In the film, Hollywood actors travel the world “from the damage wrought by Superstorm Sandy in the tri-state area to political upheaval caused by droughts in the Middle East to the dangerous level of carbon emissions resulting from deforestation,” according to the film’s one-pager. “The project will portray the current and intensifying effects of climate change on everyday Americans and demonstrate how they can take action and be part of the solution.”

“You couldn’t find a collection of people anywhere in America who are more hostile to Kentucky values and conservative principles than the ones on Alison Lundergan Grimes’ major donor list,” Allison Moore, spokeswoman for Republican Sen. Mitch McConnell, told The Daily Caller News Foundation.

“It says a lot that Grimes spends all her time chatting with professed enemies of coal, Obama enthusiasts, and noted Hollywood liberals but refuses to tell Kentuckians who she voted for in the 2012 presidential election,” Moore said of McConnell’s opponent.

Grimes’ true feelings on coal have been questioned by McConnell’s campaign. A recent video by video journalist James O’Keefe showed Grimes supporters and staffers candidly admitting they did not think the Kentucky Democrat was sincere in her support for the coal industry.

“She’s saying something positive about coal because she wants to be elected,” Grimes campaign staffer Ros Hines was recorded saying. “And in the state of Kentucky, if you are anti-coal, you will not get elected, period, end of conversation.”

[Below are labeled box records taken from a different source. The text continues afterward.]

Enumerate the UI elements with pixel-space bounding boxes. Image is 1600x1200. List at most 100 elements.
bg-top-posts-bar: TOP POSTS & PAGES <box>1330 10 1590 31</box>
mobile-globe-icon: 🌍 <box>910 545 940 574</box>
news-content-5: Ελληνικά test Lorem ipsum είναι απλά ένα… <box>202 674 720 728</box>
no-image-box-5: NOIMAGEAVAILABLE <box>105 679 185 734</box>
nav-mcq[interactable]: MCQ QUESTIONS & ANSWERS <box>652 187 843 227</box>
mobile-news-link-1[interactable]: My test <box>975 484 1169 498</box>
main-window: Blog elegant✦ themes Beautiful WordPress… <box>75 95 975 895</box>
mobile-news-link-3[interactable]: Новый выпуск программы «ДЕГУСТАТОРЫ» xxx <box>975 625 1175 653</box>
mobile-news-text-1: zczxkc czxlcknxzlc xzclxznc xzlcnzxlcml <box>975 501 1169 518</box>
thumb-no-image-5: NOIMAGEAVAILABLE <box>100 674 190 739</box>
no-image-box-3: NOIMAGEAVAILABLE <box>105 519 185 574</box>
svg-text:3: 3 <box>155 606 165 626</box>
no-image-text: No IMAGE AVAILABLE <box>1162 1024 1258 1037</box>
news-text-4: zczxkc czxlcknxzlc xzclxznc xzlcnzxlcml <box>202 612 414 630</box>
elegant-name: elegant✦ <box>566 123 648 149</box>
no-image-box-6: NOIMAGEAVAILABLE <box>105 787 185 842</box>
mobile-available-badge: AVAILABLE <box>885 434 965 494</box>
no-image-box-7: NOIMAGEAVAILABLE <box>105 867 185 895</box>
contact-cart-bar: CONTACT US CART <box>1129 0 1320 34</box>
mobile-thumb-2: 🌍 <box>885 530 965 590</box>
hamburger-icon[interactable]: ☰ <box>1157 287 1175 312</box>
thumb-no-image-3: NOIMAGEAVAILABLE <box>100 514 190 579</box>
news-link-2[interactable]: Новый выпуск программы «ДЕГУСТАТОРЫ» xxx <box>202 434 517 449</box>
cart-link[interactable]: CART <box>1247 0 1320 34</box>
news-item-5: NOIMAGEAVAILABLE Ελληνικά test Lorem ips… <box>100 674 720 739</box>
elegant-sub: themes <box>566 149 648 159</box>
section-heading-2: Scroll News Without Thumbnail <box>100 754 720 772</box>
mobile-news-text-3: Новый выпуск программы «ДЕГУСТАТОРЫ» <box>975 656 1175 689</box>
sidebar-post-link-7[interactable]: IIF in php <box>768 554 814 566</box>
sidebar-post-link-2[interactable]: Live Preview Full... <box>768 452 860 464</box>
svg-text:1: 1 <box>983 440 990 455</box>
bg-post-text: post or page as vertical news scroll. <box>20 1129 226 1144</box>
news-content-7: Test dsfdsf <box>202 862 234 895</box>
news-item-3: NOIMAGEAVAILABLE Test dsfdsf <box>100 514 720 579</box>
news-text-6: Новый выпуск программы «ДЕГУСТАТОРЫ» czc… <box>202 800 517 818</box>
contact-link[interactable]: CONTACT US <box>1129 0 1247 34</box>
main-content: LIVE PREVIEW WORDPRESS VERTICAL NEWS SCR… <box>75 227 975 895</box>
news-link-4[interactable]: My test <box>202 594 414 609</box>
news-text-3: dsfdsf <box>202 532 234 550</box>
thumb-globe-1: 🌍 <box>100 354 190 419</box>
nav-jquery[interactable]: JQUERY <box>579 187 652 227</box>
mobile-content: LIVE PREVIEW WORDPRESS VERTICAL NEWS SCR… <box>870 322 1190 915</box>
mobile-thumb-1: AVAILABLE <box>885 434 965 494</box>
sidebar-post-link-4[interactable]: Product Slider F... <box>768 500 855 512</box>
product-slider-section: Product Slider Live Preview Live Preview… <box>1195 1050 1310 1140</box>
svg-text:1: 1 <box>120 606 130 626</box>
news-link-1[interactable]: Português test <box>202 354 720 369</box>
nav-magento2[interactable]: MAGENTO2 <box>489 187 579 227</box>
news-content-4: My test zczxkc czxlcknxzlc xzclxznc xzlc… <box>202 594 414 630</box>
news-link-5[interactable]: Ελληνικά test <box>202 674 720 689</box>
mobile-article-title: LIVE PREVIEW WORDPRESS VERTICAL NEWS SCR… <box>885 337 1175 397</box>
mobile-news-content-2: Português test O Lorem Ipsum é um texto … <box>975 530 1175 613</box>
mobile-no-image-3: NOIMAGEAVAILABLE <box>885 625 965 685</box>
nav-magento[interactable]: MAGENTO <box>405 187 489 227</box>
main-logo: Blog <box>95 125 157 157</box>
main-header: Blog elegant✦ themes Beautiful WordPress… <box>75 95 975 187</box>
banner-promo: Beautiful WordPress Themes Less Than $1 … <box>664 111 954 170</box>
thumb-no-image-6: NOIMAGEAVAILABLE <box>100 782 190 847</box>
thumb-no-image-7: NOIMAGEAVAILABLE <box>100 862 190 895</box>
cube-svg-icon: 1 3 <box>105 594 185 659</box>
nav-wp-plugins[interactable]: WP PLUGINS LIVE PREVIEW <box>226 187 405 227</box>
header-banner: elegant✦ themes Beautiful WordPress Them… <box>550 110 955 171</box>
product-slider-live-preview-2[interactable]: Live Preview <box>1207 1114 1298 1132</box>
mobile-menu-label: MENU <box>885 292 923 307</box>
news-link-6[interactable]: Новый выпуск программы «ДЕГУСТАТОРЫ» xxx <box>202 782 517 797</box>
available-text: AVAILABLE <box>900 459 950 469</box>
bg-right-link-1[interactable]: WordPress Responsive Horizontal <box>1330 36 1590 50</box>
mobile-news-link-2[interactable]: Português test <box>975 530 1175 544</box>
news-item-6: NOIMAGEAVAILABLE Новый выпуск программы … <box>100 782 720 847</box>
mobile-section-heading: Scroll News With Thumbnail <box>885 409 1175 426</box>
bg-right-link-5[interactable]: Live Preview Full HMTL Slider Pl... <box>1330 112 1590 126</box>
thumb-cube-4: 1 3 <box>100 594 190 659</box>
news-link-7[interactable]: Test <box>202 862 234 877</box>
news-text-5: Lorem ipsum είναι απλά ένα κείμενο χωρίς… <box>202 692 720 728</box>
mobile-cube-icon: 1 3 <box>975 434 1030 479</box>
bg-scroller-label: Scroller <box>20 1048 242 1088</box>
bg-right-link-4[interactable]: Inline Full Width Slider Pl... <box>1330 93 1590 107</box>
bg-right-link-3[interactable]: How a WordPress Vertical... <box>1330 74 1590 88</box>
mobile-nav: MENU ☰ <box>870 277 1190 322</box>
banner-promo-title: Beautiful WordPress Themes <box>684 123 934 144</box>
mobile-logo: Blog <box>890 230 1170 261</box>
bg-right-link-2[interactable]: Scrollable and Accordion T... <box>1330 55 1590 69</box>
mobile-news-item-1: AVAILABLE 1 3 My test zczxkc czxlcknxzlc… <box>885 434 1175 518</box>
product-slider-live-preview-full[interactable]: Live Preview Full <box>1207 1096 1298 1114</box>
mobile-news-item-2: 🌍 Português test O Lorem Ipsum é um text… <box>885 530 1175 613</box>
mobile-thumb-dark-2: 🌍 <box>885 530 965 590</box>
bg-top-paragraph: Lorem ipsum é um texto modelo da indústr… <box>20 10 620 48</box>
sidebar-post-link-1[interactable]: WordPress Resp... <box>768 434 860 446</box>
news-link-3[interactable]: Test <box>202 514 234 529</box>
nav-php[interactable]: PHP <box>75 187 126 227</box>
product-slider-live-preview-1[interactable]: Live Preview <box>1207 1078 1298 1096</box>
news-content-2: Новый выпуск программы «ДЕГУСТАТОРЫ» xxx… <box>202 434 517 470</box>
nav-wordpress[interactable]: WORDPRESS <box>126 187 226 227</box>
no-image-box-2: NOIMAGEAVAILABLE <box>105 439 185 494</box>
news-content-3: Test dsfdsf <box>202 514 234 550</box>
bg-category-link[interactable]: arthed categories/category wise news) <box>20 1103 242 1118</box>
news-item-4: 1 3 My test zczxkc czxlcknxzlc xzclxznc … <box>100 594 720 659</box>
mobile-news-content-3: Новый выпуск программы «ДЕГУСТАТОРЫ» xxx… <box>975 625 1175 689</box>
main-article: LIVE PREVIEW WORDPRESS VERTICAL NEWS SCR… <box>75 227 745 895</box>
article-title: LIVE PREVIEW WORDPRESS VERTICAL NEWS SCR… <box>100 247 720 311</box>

The Grimes campaign derided O’Keefe’s video as an attempt by the McConnell campaign to bash her coal credentials even though coal mine jobs have plummeted while he’s been in office. Grimes also has the support of the United Mine Workers of America, the nation’s top coal miners union.

But Grimes’ Hollywood donations don’t stop with environmental activists. She has also gotten maxed-out donations from actors Ben Affleck, Jennifer Garner, Nicholas Cage, Ted Danson, Danny Devito, Cameron Diaz and Tom Hanks. She’s also gotten donations from Steven Spielberg and his wife as well as Jeffrey Katzenberg of Dreamworks Animations.

Many of these Hollywood-types also heavily supported President Obama in his election bids. Katzenberg and Spielberg, for example, were big Obama supporters in 2012. This could be a problem for Grimes, who has been trying to distance herself from Obama and some of his more unpopular policies.

Grimes recently refused to answer questions by a debate moderator on whether she voted for Obama in the past two presidential elections.

“I am not going to compromise a constitutional right provided here in Kentucky in order to curry favor on one or the other side, or for members of the media,” Grimes said. “There is no reluctancy. This is a matter of principle. Our constitution grants here in Kentucky the constitutional right for privacy at the ballot box, for a secret ballot. You have that right.”

Since the debate, reports have surfaced that Grimes campaign spokeswoman Charly Norton voted for Obama in 2012 and worked for the Obama campaign’s press shop in Chicago that year. Reports also indicate, Grimes’ father donated $46,000 to Obama’s victory fund in 2012.

The Grimes campaign did not respond to The Daily Caller News Foundation’s request for comment.